It is hard to tell wether or not a movie can make money. It is common for giant block buster movies to flop on opening weekend reducing the returns to nothing. A recent example of this is "Turning Re", according to this article the budget for the film was 175 million usd. However, currently has only grossed only 20.1 million usd On the other hand, sometimes small productions can blow up and gross a lot of money. An example of this is the "Blair Witch Project" which according to this article despite only having a small budget of 60,000 usd it has grossed over 246 million usd.
Kaggle has a data set containing IMDB's top 250 movies with a load of features on each movie. Utilizing these features the goal would be to accurately predict a movies box office amount.
If we could correctly predict a movies success based of its features and it's budget it could help producers and film studios choose their projects better and not lose money. However, one issue with this is that it could lead to films only being made for profit while ignoring the art form.

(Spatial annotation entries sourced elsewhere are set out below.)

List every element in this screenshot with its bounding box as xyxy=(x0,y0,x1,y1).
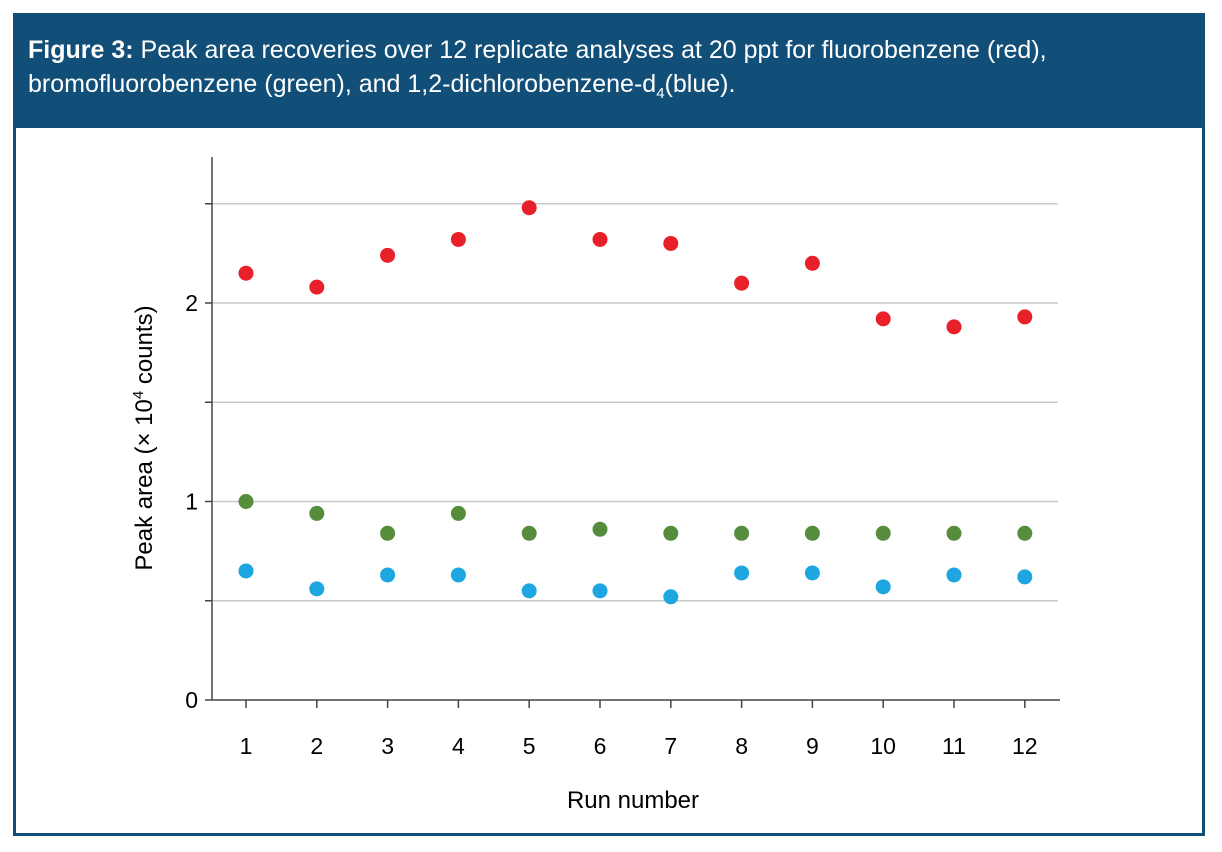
data-point-series-2 xyxy=(521,525,537,541)
data-point-series-2 xyxy=(804,525,820,541)
data-point-series-1 xyxy=(875,311,891,327)
caption-text-1: Peak area recoveries over 12 replicate a… xyxy=(140,36,1047,64)
caption-text-3: (blue). xyxy=(664,70,736,98)
data-points xyxy=(238,200,1033,605)
caption-line-1: Figure 3: Peak area recoveries over 12 r… xyxy=(28,33,1202,67)
data-point-series-2 xyxy=(592,521,608,537)
x-tick-label: 6 xyxy=(594,733,607,759)
data-point-series-1 xyxy=(238,265,254,281)
y-tick-label: 2 xyxy=(185,290,198,316)
x-tick-label: 3 xyxy=(381,733,394,759)
gridlines xyxy=(212,203,1058,602)
data-point-series-1 xyxy=(592,231,608,247)
data-point-series-1 xyxy=(804,255,820,271)
data-point-series-2 xyxy=(309,505,325,521)
data-point-series-1 xyxy=(1017,309,1033,325)
data-point-series-1 xyxy=(734,275,750,291)
data-point-series-2 xyxy=(380,525,396,541)
x-tick-label: 5 xyxy=(523,733,536,759)
data-point-series-2 xyxy=(734,525,750,541)
x-tick-label: 4 xyxy=(452,733,465,759)
caption-line-2: bromofluorobenzene (green), and 1,2-dich… xyxy=(28,67,1202,101)
data-point-series-1 xyxy=(309,279,325,295)
data-point-series-1 xyxy=(450,231,466,247)
data-point-series-2 xyxy=(875,525,891,541)
x-tick-label: 9 xyxy=(806,733,819,759)
x-tick-label: 11 xyxy=(942,733,966,759)
data-point-series-2 xyxy=(450,505,466,521)
y-axis-label-post: counts) xyxy=(131,305,158,390)
data-point-series-3 xyxy=(521,583,537,599)
x-tick-label: 8 xyxy=(735,733,748,759)
x-tick-label: 1 xyxy=(240,733,253,759)
x-tick-label: 10 xyxy=(870,733,896,759)
data-point-series-1 xyxy=(663,235,679,251)
x-tick-label: 2 xyxy=(310,733,323,759)
data-point-series-2 xyxy=(238,494,254,509)
data-point-series-1 xyxy=(946,319,962,335)
data-point-series-3 xyxy=(663,589,679,605)
data-point-series-3 xyxy=(592,583,608,599)
caption-subscript: 4 xyxy=(656,85,665,102)
data-point-series-3 xyxy=(238,563,254,579)
data-point-series-3 xyxy=(734,565,750,581)
data-point-series-3 xyxy=(309,581,325,597)
axes xyxy=(205,157,1060,708)
x-tick-label: 7 xyxy=(664,733,677,759)
data-point-series-2 xyxy=(1017,525,1033,541)
data-point-series-3 xyxy=(946,567,962,583)
data-point-series-1 xyxy=(380,247,396,263)
x-axis-label: Run number xyxy=(567,787,699,814)
figure-caption: Figure 3: Peak area recoveries over 12 r… xyxy=(16,16,1202,128)
figure-label: Figure 3: xyxy=(28,36,134,64)
caption-text-2: bromofluorobenzene (green), and 1,2-dich… xyxy=(28,70,657,98)
data-point-series-1 xyxy=(521,200,537,216)
y-axis-label: Peak area (× 104 counts) xyxy=(130,305,158,570)
data-point-series-3 xyxy=(1017,569,1033,585)
data-point-series-3 xyxy=(804,565,820,581)
x-tick-label: 12 xyxy=(1012,733,1038,759)
data-point-series-3 xyxy=(450,567,466,583)
y-axis-label-sup: 4 xyxy=(130,391,147,399)
y-axis-label-pre: Peak area (× 10 xyxy=(131,399,158,570)
data-point-series-3 xyxy=(875,579,891,595)
data-point-series-2 xyxy=(946,525,962,541)
y-tick-label: 1 xyxy=(185,489,198,515)
data-point-series-3 xyxy=(380,567,396,583)
data-point-series-2 xyxy=(663,525,679,541)
y-tick-label: 0 xyxy=(185,687,198,713)
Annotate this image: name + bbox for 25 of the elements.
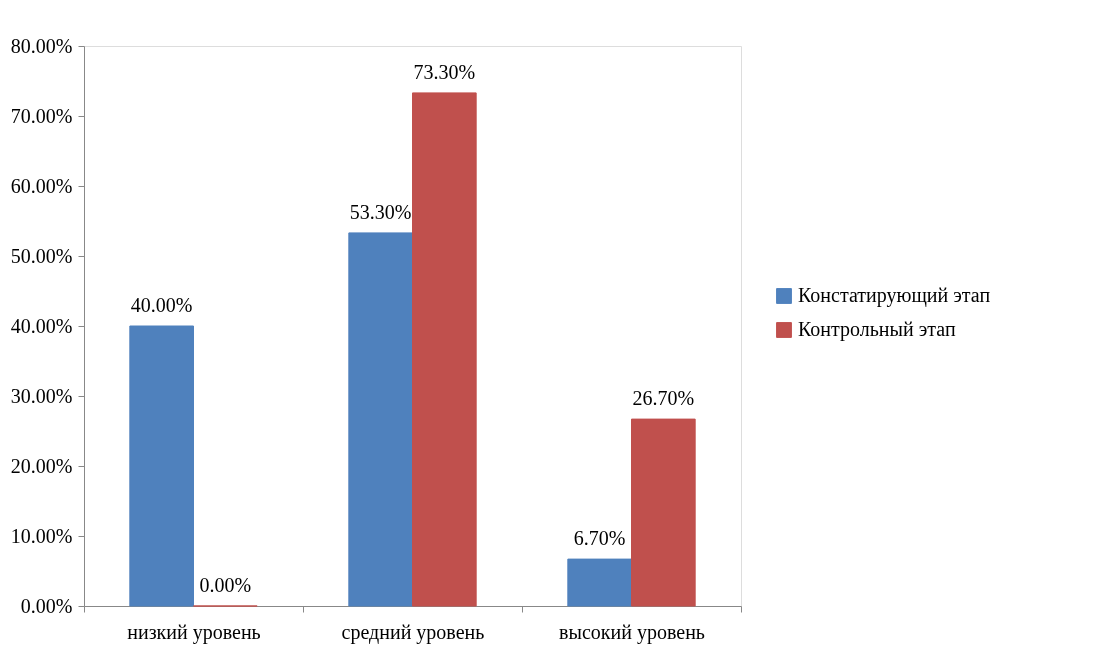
x-tick-label: средний уровень [341,620,485,644]
bar [631,418,696,607]
y-tick-label: 50.00% [10,244,73,267]
data-label: 40.00% [130,294,193,316]
data-label: 0.00% [199,574,252,596]
data-label: 6.70% [573,527,626,550]
x-tick-label: низкий уровень [127,620,261,644]
y-tick-label: 30.00% [10,384,73,407]
y-tick-label: 0.00% [20,594,73,617]
bar [567,558,632,607]
x-tick-label: высокий уровень [559,620,705,644]
bar [129,325,194,607]
legend-label: Контрольный этап [798,318,956,341]
y-tick-label: 80.00% [10,34,73,57]
legend-label: Констатирующий этап [798,284,991,307]
data-label: 26.70% [632,387,695,410]
bar [412,92,477,607]
data-label: 73.30% [413,60,476,83]
y-tick-label: 40.00% [10,314,73,337]
y-tick-label: 70.00% [10,104,73,127]
y-tick-label: 60.00% [10,174,73,197]
bar [348,232,413,607]
y-tick-label: 20.00% [10,454,73,477]
y-tick-label: 10.00% [10,524,73,547]
data-label: 53.30% [349,200,412,223]
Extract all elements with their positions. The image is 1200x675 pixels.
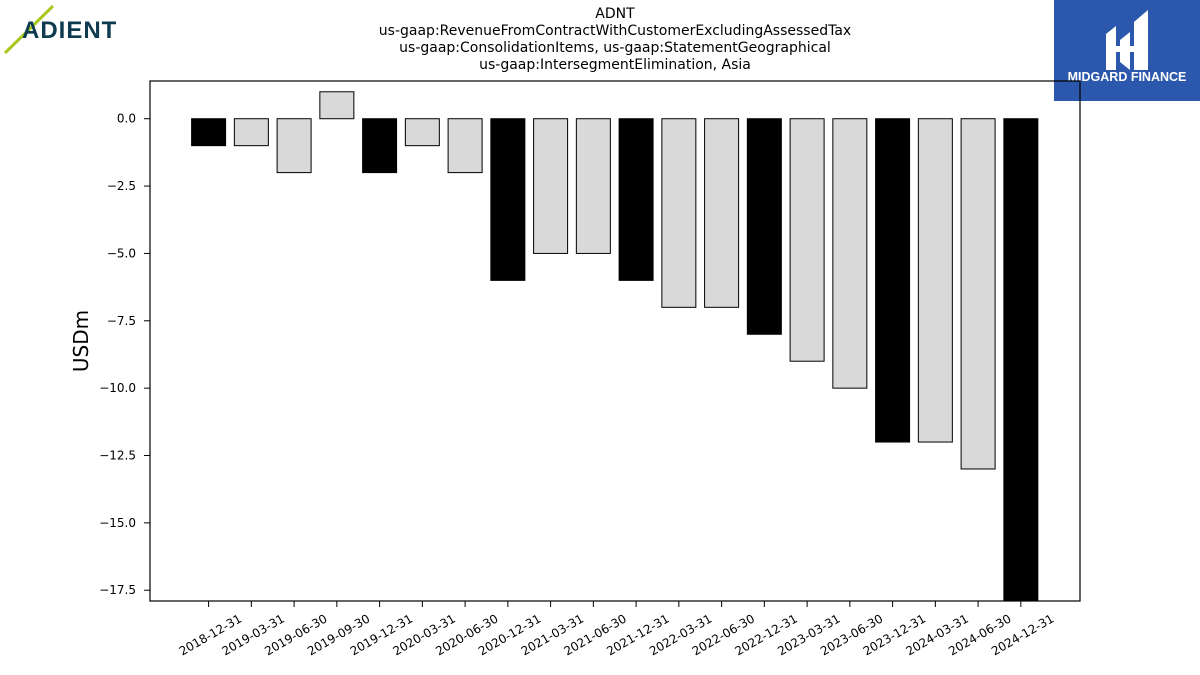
midgard-emblem-icon [1106, 10, 1148, 70]
title-line-2: us-gaap:RevenueFromContractWithCustomerE… [378, 23, 852, 39]
bar-2024-06-30 [960, 118, 996, 470]
chart-title: ADNT us-gaap:RevenueFromContractWithCust… [315, 6, 915, 74]
bar-2024-03-31 [917, 118, 953, 443]
adient-logo: ADIENT [0, 0, 140, 60]
y-axis: 0.0 −2.5 −5.0 −7.5 −10.0 −12.5 −15.0 −17.5 [99, 112, 150, 597]
y-tick-label: −7.5 [107, 314, 136, 328]
bar-2018-12-31 [191, 118, 227, 147]
bar-2021-03-31 [533, 118, 569, 254]
x-axis: 2018-12-312019-03-312019-06-302019-09-30… [177, 601, 1056, 658]
y-tick-label: −2.5 [107, 179, 136, 193]
bar-2023-06-30 [832, 118, 868, 389]
title-line-4: us-gaap:IntersegmentElimination, Asia [479, 57, 751, 73]
title-line-1: ADNT [595, 6, 635, 22]
bar-2021-06-30 [575, 118, 611, 254]
y-tick-label: −17.5 [99, 583, 136, 597]
bar-2020-12-31 [490, 118, 526, 281]
bars-group [191, 91, 1039, 602]
bar-2019-03-31 [233, 118, 269, 147]
bar-2023-12-31 [875, 118, 911, 443]
midgard-logo-text: MIDGARD FINANCE [1068, 70, 1187, 84]
bar-2021-12-31 [618, 118, 654, 281]
title-line-3: us-gaap:ConsolidationItems, us-gaap:Stat… [399, 40, 831, 56]
y-tick-label: −12.5 [99, 449, 136, 463]
bar-2023-03-31 [789, 118, 825, 362]
bar-2019-09-30 [319, 91, 355, 120]
bar-2019-06-30 [276, 118, 312, 174]
y-axis-label: USDm [69, 310, 93, 372]
adient-logo-text: ADIENT [22, 17, 117, 44]
bar-2022-06-30 [704, 118, 740, 308]
y-tick-label: −15.0 [99, 516, 136, 530]
logo-accent-stroke [3, 4, 55, 55]
y-tick-label: −10.0 [99, 381, 136, 395]
y-tick-label: 0.0 [117, 112, 136, 126]
plot-frame [149, 80, 1081, 602]
bar-2020-06-30 [447, 118, 483, 174]
bar-2024-12-31 [1003, 118, 1039, 602]
y-tick-label: −5.0 [107, 246, 136, 260]
midgard-finance-logo: MIDGARD FINANCE [1054, 0, 1200, 101]
bar-2020-03-31 [404, 118, 440, 147]
bar-2022-12-31 [746, 118, 782, 335]
bar-2019-12-31 [362, 118, 398, 174]
bar-2022-03-31 [661, 118, 697, 308]
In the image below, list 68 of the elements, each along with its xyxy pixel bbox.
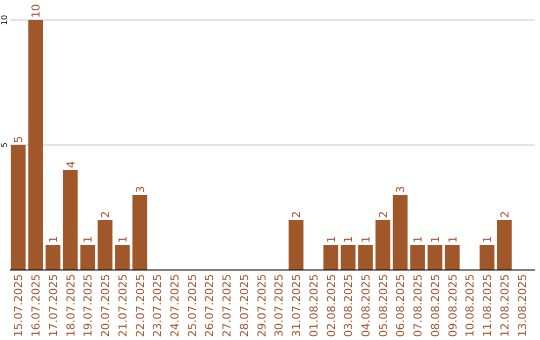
bar: [358, 245, 373, 270]
x-tick-label: 11.08.2025: [481, 274, 494, 337]
x-tick-label: 19.07.2025: [82, 274, 95, 337]
x-tick-label: 18.07.2025: [64, 274, 78, 337]
bar: [80, 245, 96, 270]
data-label: 2: [290, 211, 304, 218]
x-tick-label: 25.07.2025: [186, 274, 199, 337]
data-label: 1: [428, 236, 442, 243]
x-tick-label: 21.07.2025: [116, 274, 130, 337]
x-tick-label: 23.07.2025: [151, 274, 164, 337]
data-label: 2: [99, 211, 112, 218]
bar: [115, 245, 130, 270]
x-tick-label: 12.08.2025: [498, 274, 512, 337]
bar: [132, 195, 148, 270]
x-tick-label: 27.07.2025: [220, 274, 234, 337]
x-tick-label: 28.07.2025: [238, 274, 251, 337]
x-tick-label: 24.07.2025: [168, 274, 182, 337]
x-tick-label: 16.07.2025: [30, 274, 43, 337]
x-tick-label: 30.07.2025: [272, 274, 286, 337]
x-tick-label: 31.07.2025: [290, 274, 304, 337]
data-label: 1: [446, 236, 460, 243]
data-label: 1: [324, 236, 338, 243]
x-tick-label: 10.08.2025: [464, 274, 477, 337]
x-tick-label: 01.08.2025: [307, 274, 320, 337]
x-tick-label: 04.08.2025: [359, 274, 372, 337]
data-label: 2: [376, 211, 390, 218]
x-tick-label: 20.07.2025: [99, 274, 112, 337]
bar: [62, 170, 78, 270]
x-tick-label: 08.08.2025: [428, 274, 442, 337]
data-label: 1: [359, 236, 372, 243]
bar: [375, 220, 390, 270]
x-tick-label: 22.07.2025: [134, 274, 147, 337]
bar: [288, 220, 304, 270]
bar: [46, 245, 60, 270]
data-label: 1: [46, 236, 60, 243]
data-label: 1: [342, 236, 356, 243]
bar: [497, 220, 512, 270]
x-tick-label: 06.08.2025: [394, 274, 408, 337]
data-label: 4: [64, 161, 78, 168]
x-tick-label: 17.07.2025: [46, 274, 60, 337]
x-tick-label: 15.07.2025: [12, 274, 26, 337]
data-label: 3: [134, 186, 147, 193]
data-label: 3: [394, 186, 408, 193]
x-tick-label: 05.08.2025: [376, 274, 390, 337]
data-label: 1: [82, 236, 95, 243]
bar: [428, 245, 442, 270]
bar: [444, 245, 460, 270]
data-label: 1: [116, 236, 130, 243]
bar: [10, 145, 26, 270]
bar: [410, 245, 425, 270]
bar: [480, 245, 494, 270]
bar: [98, 220, 112, 270]
data-label: 2: [498, 211, 512, 218]
x-tick-label: 07.08.2025: [412, 274, 425, 337]
bar: [340, 245, 356, 270]
x-tick-label: 13.08.2025: [516, 274, 529, 337]
bar: [323, 245, 338, 270]
x-tick-label: 29.07.2025: [255, 274, 268, 337]
data-label: 5: [12, 136, 26, 143]
bar: [28, 20, 43, 270]
data-label: 1: [481, 236, 494, 243]
x-tick-label: 09.08.2025: [446, 274, 460, 337]
x-tick-label: 02.08.2025: [324, 274, 338, 337]
data-label: 10: [30, 4, 43, 18]
data-label: 1: [412, 236, 425, 243]
x-tick-label: 03.08.2025: [342, 274, 356, 337]
x-tick-label: 26.07.2025: [203, 274, 216, 337]
bar: [392, 195, 408, 270]
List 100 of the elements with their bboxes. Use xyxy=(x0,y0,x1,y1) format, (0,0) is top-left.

Features that the Kaggle dataset has:
Some of these features are not really quantifiable, but are instead nominal. But we could still use it, because if certain directors or writers or even director writer combos lead to a higher chance of a higher boxoffice it could still be an indicator. Another potential issue, is that because these are the top 250 movies on IMDB, they could all be really good box office movies. However, we can still compare how much money proportionally was made to determine what makes the movie that makes the most money
rank | name | year | rating | genre | certicate | run_time | tag_line | budget | boxoffice | actors | directors | writers | |
---|---|---|---|---|---|---|---|---|---|---|---|---|---|
0 | 1 | The Shawshank Redemption | 1994 | 9.3 | Drama | R | 2h 22m | Fear can hold you prisoner. Hope can set you f... | 25000000 | 28884504 | Tim Robbins,Morgan Freeman,Bob Gunton,William ... | Frank Darabont | Stephen King,Frank Darabont |
1 | 2 | The Godfather | 1972 | 9.2 | Crime,Drama | R | 2h 55m | An offer you can't refuse. | 6000000 | 250341816 | Marlon Brando,Al Pacino,James Caan,Diane Keato... | Francis Ford Coppola | Mario Puzo,Francis Ford Coppola |
2 | 3 | The Dark Knight | 2008 | 9.0 | Action,Crime,Drama | PG-13 | 2h 32m | Why So Serious? | 185000000 | 1006234167 | Christian Bale,Heath Ledger,Aaron Eckhart,Mich... | Christopher Nolan | Jonathan Nolan,Christopher Nolan,David S. Goyer |
3 | 4 | The Godfather Part II | 1974 | 9.0 | Crime,Drama | R | 3h 22m | All the power on earth can't change destiny. | 13000000 | 47961919 | Al Pacino,Robert De Niro,Robert Duvall,Diane K... | Francis Ford Coppola | Francis Ford Coppola,Mario Puzo |
4 | 5 | 12 Angry Men | 1957 | 9.0 | Crime,Drama | Approved | 1h 36m | Life Is In Their Hands -- Death Is On Their Mi... | 350000 | 955 | Henry Fonda,Lee J. Cobb,Martin Balsam,John Fie... | Sidney Lumet | Reginald Rose |
We will use regression to estimate the box_office amount in proportion with the budget amount given the data. Although this is not a column we can create one that has it. Doing so will allow us to estimate future movies given the same data.